In that case, you cannot use a HDFS dataset and should use a Hive dataset.

### ACID tables (ORC)[¶](https://doc.dataiku.com/dss/latest/hadoop/hive-dataset.html#acid-tables-orc "Permalink to this headline")

You can create ACID tables in Hive (in the ORC format). These tables support UPDATE statements that regular Hive tables don’t support. These tables are stored in a very specific format that only HiveServer2 can read. DSS cannot properly read the underlying files of these tables.

In that case, you cannot use a HDFS dataset and should use a Hive dataset.

### DATE and DECIMAL data types[¶](https://doc.dataiku.com/dss/latest/hadoop/hive-dataset.html#date-and-decimal-data-types "Permalink to this headline")

There are various difficulties in reading tables containing these kind of columns. It is recommended to use Hive datasets preferably when reading these tables.

## Creating a Hive dataset[¶](https://doc.dataiku.com/dss/latest/hadoop/hive-dataset.html#creating-a-hive-dataset "Permalink to this headline")

You do not need to setup a connection to create a Hive dataset. As soon as connectivity with Hadoop (and your HiveServer2) is established, you can create Hive datasets

### New dataset[¶](https://doc.dataiku.com/dss/latest/hadoop/hive-dataset.html#new-dataset "Permalink to this headline")

* Select New Dataset > Hive

* Select the database and the table

* Click on test to retrieve the schema

* Your Hive dataset is ready to use

### Import[¶](https://doc.dataiku.com/dss/latest/hadoop/hive-dataset.html#import "Permalink to this headline")

Either from the catalog or connections explorer, when selecting an existing Hive table, you will have the option to import it either as a HDFS dataset or Hive dataset.

## Using a Hive dataset[¶](https://doc.dataiku.com/dss/latest/hadoop/hive-dataset.html#using-a-hive-dataset "Permalink to this headline")

A Hive dataset can be used with most kinds of DSS recipes.

### Hive recipes[¶](https://doc.dataiku.com/dss/latest/hadoop/hive-dataset.html#hive-recipes "Permalink to this headline")

You can create Hive recipes with Hive datasets as inputs.

Note

The recipe MUST be in “Hive CLI (global metastore)” or HiveServer2 mode for this to work. Please see Hive for more information.

### Visual recipes with Hive as execution engine[¶](https://doc.dataiku.com/dss/latest/hadoop/hive-dataset.html#visual-recipes-with-hive-as-execution-engine "Permalink to this headline")

You can create visual recipes and select the Hive execution engine (when available) with Hive datasets as inputs.

Note

The recipe MUST be in “Hive CLI (global metastore)” or HiveServer2 mode for this to work. Please see Hive for more information.

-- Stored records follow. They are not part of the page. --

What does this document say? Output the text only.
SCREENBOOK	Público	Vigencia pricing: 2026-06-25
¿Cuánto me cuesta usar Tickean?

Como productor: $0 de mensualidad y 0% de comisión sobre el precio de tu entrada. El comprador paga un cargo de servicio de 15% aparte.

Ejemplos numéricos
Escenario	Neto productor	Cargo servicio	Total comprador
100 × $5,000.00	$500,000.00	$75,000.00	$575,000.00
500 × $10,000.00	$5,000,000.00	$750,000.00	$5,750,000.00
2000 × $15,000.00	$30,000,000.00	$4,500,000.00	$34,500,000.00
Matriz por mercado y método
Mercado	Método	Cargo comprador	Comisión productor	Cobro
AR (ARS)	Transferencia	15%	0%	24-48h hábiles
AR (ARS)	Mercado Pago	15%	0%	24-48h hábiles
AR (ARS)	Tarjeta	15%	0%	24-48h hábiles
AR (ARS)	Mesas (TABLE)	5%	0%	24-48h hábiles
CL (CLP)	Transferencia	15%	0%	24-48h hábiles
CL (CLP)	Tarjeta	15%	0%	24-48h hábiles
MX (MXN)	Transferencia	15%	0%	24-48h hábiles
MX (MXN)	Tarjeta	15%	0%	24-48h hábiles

### Spark recipes[¶](https://doc.dataiku.com/dss/latest/hadoop/hive-dataset.html#spark-recipes "Permalink to this headline")

You can create Spark (code) recipes with Hive datasets as inputs.

Note

The recipe MUST be in “Use global metastore)” mode for this to work.

Note

You must have filesystem-level access to the underlying files of this Hive table for this to work.

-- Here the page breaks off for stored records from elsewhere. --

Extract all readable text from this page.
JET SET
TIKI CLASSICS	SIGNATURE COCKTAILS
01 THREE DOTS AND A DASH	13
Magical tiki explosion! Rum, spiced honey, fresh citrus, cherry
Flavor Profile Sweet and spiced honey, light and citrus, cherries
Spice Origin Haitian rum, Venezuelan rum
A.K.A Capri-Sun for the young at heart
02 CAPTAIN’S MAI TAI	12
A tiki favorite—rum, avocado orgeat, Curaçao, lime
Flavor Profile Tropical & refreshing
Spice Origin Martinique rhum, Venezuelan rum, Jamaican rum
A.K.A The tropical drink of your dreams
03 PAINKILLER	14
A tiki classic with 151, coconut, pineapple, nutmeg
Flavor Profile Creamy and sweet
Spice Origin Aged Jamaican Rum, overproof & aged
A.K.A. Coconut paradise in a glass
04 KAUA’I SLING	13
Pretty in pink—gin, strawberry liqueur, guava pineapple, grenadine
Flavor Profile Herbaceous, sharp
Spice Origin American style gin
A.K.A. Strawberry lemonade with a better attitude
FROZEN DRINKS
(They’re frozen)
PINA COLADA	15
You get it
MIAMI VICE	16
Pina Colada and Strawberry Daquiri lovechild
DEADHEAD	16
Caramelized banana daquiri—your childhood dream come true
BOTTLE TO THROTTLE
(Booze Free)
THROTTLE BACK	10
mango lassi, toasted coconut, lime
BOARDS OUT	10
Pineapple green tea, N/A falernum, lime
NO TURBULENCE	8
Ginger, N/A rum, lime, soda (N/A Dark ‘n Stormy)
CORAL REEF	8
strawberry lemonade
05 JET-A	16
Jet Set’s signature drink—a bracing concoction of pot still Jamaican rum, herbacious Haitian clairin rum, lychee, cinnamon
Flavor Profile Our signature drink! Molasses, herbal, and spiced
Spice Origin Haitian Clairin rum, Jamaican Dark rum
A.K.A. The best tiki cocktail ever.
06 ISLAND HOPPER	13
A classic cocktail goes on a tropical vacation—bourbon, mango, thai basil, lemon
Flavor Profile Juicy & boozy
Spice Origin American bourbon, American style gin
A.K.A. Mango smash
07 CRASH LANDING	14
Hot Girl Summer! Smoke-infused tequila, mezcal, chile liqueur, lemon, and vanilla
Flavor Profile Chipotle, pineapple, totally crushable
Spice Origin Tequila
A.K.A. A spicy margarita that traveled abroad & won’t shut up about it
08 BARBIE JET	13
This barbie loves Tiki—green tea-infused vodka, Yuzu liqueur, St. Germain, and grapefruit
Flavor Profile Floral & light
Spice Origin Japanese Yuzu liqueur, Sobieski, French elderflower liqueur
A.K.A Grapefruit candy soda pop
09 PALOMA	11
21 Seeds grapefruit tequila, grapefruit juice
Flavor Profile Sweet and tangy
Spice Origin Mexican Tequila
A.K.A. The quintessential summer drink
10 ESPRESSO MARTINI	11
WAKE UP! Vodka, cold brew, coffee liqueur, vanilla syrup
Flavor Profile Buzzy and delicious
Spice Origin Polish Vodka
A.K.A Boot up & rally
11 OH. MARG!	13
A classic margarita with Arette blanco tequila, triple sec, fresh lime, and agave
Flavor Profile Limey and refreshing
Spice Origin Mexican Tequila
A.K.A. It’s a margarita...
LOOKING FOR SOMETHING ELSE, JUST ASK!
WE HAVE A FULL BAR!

### Visual recipes with Spark as execution engine[¶](https://doc.dataiku.com/dss/latest/hadoop/hive-dataset.html#visual-recipes-with-spark-as-execution-engine "Permalink to this headline")

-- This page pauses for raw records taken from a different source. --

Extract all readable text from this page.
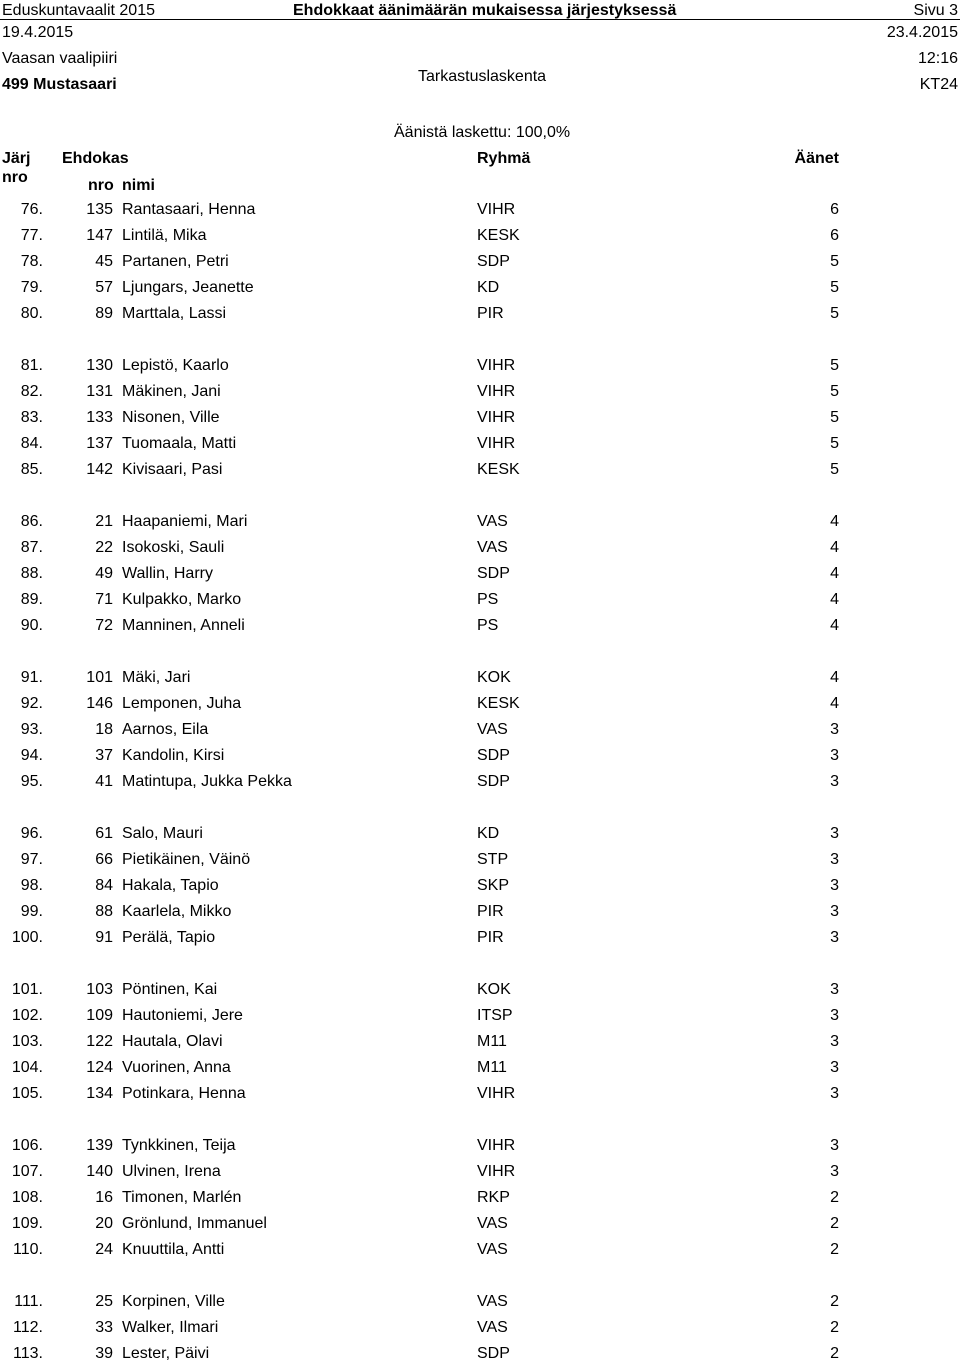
Eduskuntavaalit 2015	Ehdokkaat äänimäärän mukaisessa järjestyksessä	Sivu 3
19.4.2015	23.4.2015
Vaasan vaalipiiri	12:16
499 Mustasaari	Tarkastuslaskenta	KT24
Äänistä laskettu: 100,0%
Järj
nro
Ehdokas
nro nimi
Ryhmä	Äänet
76.	135 Rantasaari, Henna	VIHR	6
77.	147 Lintilä, Mika	KESK	6
78.	45 Partanen, Petri	SDP	5
79.	57 Ljungars, Jeanette	KD	5
80.	89 Marttala, Lassi	PIR	5
81.	130 Lepistö, Kaarlo	VIHR	5
82.	131 Mäkinen, Jani	VIHR	5
83.	133 Nisonen, Ville	VIHR	5
84.	137 Tuomaala, Matti	VIHR	5
85.	142 Kivisaari, Pasi	KESK	5
86.	21 Haapaniemi, Mari	VAS	4
87.	22 Isokoski, Sauli	VAS	4
88.	49 Wallin, Harry	SDP	4
89.	71 Kulpakko, Marko	PS	4
90.	72 Manninen, Anneli	PS	4
91.	101 Mäki, Jari	KOK	4
92.	146 Lemponen, Juha	KESK	4
93.	18 Aarnos, Eila	VAS	3
94.	37 Kandolin, Kirsi	SDP	3
95.	41 Matintupa, Jukka Pekka	SDP	3
96.	61 Salo, Mauri	KD	3
97.	66 Pietikäinen, Väinö	STP	3
98.	84 Hakala, Tapio	SKP	3
99.	88 Kaarlela, Mikko	PIR	3
100.	91 Perälä, Tapio	PIR	3
101.	103 Pöntinen, Kai	KOK	3
102.	109 Hautoniemi, Jere	ITSP	3
103.	122 Hautala, Olavi	M11	3
104.	124 Vuorinen, Anna	M11	3
105.	134 Potinkara, Henna	VIHR	3
106.	139 Tynkkinen, Teija	VIHR	3
107.	140 Ulvinen, Irena	VIHR	3
108.	16 Timonen, Marlén	RKP	2
109.	20 Grönlund, Immanuel	VAS	2
110.	24 Knuuttila, Antti	VAS	2
111.	25 Korpinen, Ville	VAS	2
112.	33 Walker, Ilmari	VAS	2
113.	39 Lester, Päivi	SDP	2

You can create visual recipes and select the Spark execution engine (when available) recipes with Hive datasets as inputs.

Note

The recipe MUST be in “Use global metastore)” mode for this to work.

Note

You must have filesystem-level access to the underlying files of this Hive table for this to work.

### Limitations[¶](https://doc.dataiku.com/dss/latest/hadoop/hive-dataset.html#limitations "Permalink to this headline")

* SQL recipes cannot be used. Use a Hive recipe instead

* Spark engine (and Spark recipes) cannot be used if you don’t have filesystem access to the underlying tables.